The documentary is well-made with a hot soundtrack (featuring the above track from The White Stripes among others) over beautiful montages of the firefighters fighting fires and the firefighters themselves are engrossing characters. And to be fair, fire on film lends itself to beautiful cinematography, but still.

Ostensibly, the documentary deals with the problems of budget cuts, the crumbling nature of Detroit (for instance, how in 1950, there were 1.8 million residents to 2010’s paltry 750,000), and the personal tragedies that happen as a result of run-down equipment and stretched-thin fire houses (one firefighter was paralyzed, a three-year-old girl was killed in a fire). However, what the documentary is really about is the brotherhood that develops within the smaller subgroup of the DFD and the larger subgroup of the Detroit community.

For all the failings inherent in the DFD and Detroit itself, those in the film still love both and want to do what they can, even with hands tied, to fix it. They have no interest in abandoning a city they grew up in. There’s something idyllic and romantic about the notion, although perhaps a suicide-pact akin to Romeo and Juliet.

Burn

I also couldn’t help, but sympathize with the new fire chief the mayor brought in from Los Angeles. First and foremost, he has to face the scrutiny of not being a member of the “brotherhood,” despite being born and raised in Detroit. Secondly, he literally has to worry about putting out fires unable to worry about fire prevention. There’s a mountain of problems and they grow more problematic by the week. He is probably ideal for the task, though, as he has no wife and no children, so he can sink hours into rebuilding the DFD and Detroit.

It’s shocking to see the deteriorated and dire state Detroit is in. Most of the firefighters take on second jobs to meet their familial obligations. Most of the neighborhoods, as one person said in the documentary, look liked bombs hit them; it’s that bad. What can you expect when there is a max exodus of people and factories from a once-thriving city? Arson, crime, vacancies and the like that make the city ripe for fire and the inability to adequately fight them.
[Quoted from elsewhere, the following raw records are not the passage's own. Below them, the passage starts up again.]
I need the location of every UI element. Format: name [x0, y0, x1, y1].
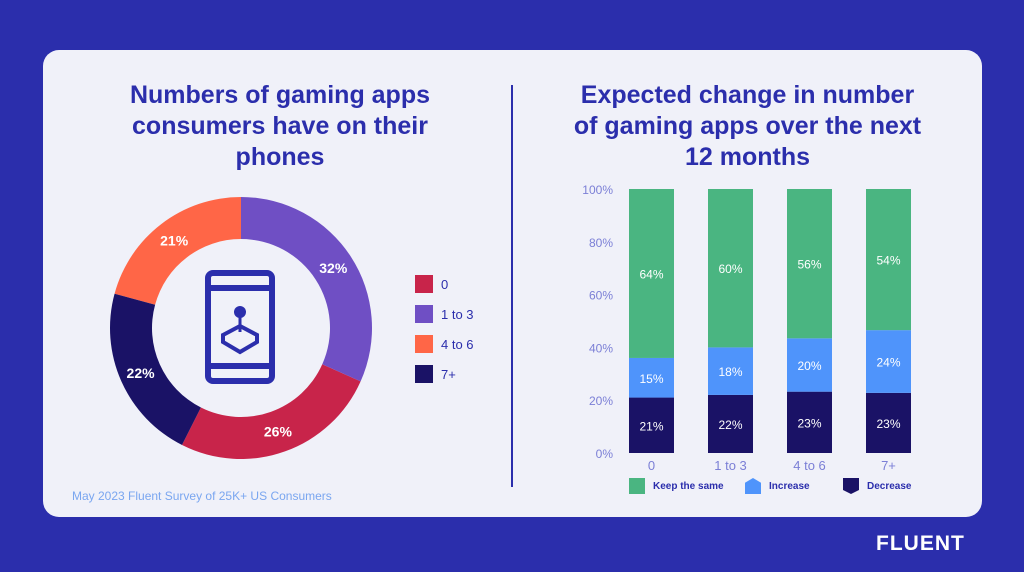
legend-label: 1 to 3	[441, 306, 474, 322]
fluent-logo: FLUENT	[876, 532, 965, 555]
bar-value-label: 20%	[797, 359, 821, 373]
slice-label: 26%	[264, 424, 293, 440]
bar-value-label: 23%	[797, 416, 821, 430]
x-tick-label: 7+	[881, 458, 896, 473]
y-tick-label: 40%	[589, 341, 613, 355]
bar-segment	[708, 189, 753, 348]
legend-swatch	[415, 335, 433, 353]
legend-label: Keep the same	[653, 480, 724, 492]
bar-title: Expected change in number of gaming apps…	[573, 81, 922, 171]
bar-value-label: 23%	[876, 417, 900, 431]
bar-value-label: 21%	[639, 419, 663, 433]
y-tick-label: 100%	[582, 183, 613, 197]
legend-label: 4 to 6	[441, 336, 474, 352]
legend-swatch	[843, 478, 859, 494]
bar-legend-item: Increase	[745, 478, 810, 494]
bar-segment	[629, 357, 674, 398]
bar-segment	[629, 189, 674, 358]
bar-segment	[866, 392, 911, 453]
legend-label: Increase	[769, 480, 810, 492]
bar-value-label: 15%	[639, 372, 663, 386]
legend-swatch	[745, 478, 761, 494]
legend-swatch	[415, 305, 433, 323]
bar-segment	[708, 347, 753, 395]
x-tick-label: 4 to 6	[793, 458, 826, 473]
legend-item: 0	[415, 275, 448, 293]
legend-swatch	[629, 478, 645, 494]
bar-value-label: 54%	[876, 254, 900, 268]
bar-value-label: 56%	[797, 258, 821, 272]
divider	[511, 85, 513, 487]
bar-legend-item: Decrease	[843, 478, 911, 494]
bar-value-label: 22%	[718, 418, 742, 432]
y-tick-label: 20%	[589, 394, 613, 408]
bar-segment	[866, 189, 911, 331]
y-tick-label: 80%	[589, 236, 613, 250]
x-tick-label: 1 to 3	[714, 458, 747, 473]
bar-value-label: 18%	[718, 365, 742, 379]
legend-item: 7+	[415, 365, 456, 383]
legend-swatch	[415, 275, 433, 293]
bar-value-label: 64%	[639, 267, 663, 281]
donut-title: Numbers of gaming apps consumers have on…	[129, 81, 431, 171]
bar-legend-item: Keep the same	[629, 478, 724, 494]
bar-segment	[787, 338, 832, 392]
donut-slice	[110, 293, 201, 445]
legend-item: 4 to 6	[415, 335, 474, 353]
phone-joystick-icon	[205, 270, 275, 384]
legend-swatch	[415, 365, 433, 383]
donut-slice	[182, 364, 361, 460]
bar-segment	[708, 394, 753, 453]
legend-label: Decrease	[867, 480, 912, 492]
slice-label: 21%	[160, 233, 189, 249]
y-tick-label: 60%	[589, 289, 613, 303]
y-tick-label: 0%	[596, 447, 614, 461]
bar-value-label: 60%	[718, 262, 742, 276]
legend-item: 1 to 3	[415, 305, 474, 323]
slice-label: 22%	[127, 365, 156, 381]
bar-segment	[629, 397, 674, 453]
legend-label: 7+	[441, 366, 456, 382]
donut-slice	[241, 197, 372, 382]
slice-label: 32%	[319, 260, 348, 276]
legend-label: 0	[441, 276, 449, 292]
donut-slice	[114, 197, 241, 305]
bar-segment	[866, 330, 911, 393]
bar-segment	[787, 391, 832, 453]
bar-value-label: 24%	[876, 356, 900, 370]
x-tick-label: 0	[648, 458, 655, 473]
source-note: May 2023 Fluent Survey of 25K+ US Consum…	[72, 489, 332, 503]
bar-segment	[787, 189, 832, 339]
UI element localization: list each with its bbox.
I’m not sure what the solution is, but I shudder to think about what Detroit could be like in another decade or more if allowed to continue its downward trajectory. Which, I think, is what makes this documentary a cut above others: it doesn’t pretend to offer solutions. The documentary presents the firefighters and their families and their struggles and despite all the turmoil they do face, we end the documentary on the retirement of a thirty-some-year veteran. There’s cake, dancing in the streets, hugs all around and then the call comes in; he goes on his last-ride-along and a heavy rock beat kicks in seguing to the credits.

In other words, there’s a sense of optimism. I guess it’s the notion that the brotherhood in the DPD and the familial structure inherent in the Detroit community will prevail…somehow, some day, eventually, right? Maybe; I think it’ll take more than good will and close bonds, but alas.

Well-worth giving this one a whirl if you’re looking for a documentary with a bit of a kick to it.